Derived RG equations up to two-loop order for the model

Calculated the scaling relations for R_c and F_c with disorder strength

Identified the importance of two-loop corrections over lowest-order perturbation

Abstract

Motivated by the problem of weak collective pinning of vortex lattices in high-temperature superconductors, we study the model system of a four-dimensional elastic manifold with N transverse degrees of freedom (4+N-model) in a quenched disorder environment. We assume the disorder to be weak and short-range correlated, and neglect thermal effects. Using a real-space functional renormalization group (FRG) approach, we derive a RG equation for the pinning-energy correlator up to two-loop correction. The solution of this equation allows us to calculate the size R_c of collectively pinned elastic domains as well as the critical force F_c, i.e., the smallest external force needed to drive these domains.

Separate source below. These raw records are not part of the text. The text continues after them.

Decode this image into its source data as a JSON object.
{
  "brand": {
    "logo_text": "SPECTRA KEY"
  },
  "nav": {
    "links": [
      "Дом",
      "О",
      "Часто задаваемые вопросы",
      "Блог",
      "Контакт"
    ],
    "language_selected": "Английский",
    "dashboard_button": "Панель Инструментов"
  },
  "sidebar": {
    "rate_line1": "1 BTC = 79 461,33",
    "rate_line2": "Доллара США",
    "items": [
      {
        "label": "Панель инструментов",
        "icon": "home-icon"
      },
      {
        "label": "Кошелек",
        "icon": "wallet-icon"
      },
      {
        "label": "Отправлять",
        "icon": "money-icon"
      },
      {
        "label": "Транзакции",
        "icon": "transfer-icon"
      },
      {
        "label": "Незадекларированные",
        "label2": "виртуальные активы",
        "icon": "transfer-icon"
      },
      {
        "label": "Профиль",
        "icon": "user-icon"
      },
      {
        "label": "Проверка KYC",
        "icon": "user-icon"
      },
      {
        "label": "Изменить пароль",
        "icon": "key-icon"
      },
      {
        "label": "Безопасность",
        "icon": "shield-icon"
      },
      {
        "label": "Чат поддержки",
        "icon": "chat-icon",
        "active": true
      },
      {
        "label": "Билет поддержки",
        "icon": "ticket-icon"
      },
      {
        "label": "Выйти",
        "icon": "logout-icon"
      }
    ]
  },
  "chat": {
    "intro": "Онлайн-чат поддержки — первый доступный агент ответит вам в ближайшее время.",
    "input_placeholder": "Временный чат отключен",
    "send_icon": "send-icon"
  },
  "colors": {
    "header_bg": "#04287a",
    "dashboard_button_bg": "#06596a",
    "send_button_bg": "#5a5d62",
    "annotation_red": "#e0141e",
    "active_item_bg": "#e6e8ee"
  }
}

We find R_c prop. to delta_p^alpha_2 exp(alpha_1/delta_p) and F_c prop. to delta_p^(-2 alpha_2) exp(-2 alpha_1/delta_p), where delta_p <<1 parametrizes the disorder strength, alpha_1=(2/pi)^(N/2) 8 pi^2/(N+8), and alpha_2=2(5N+22)/(N+8)^2. In contrast to lowest-order perturbation calculations which we briefly review, we thus arrive at determining both alpha_1 (one-loop) and alpha_2 (two-loop).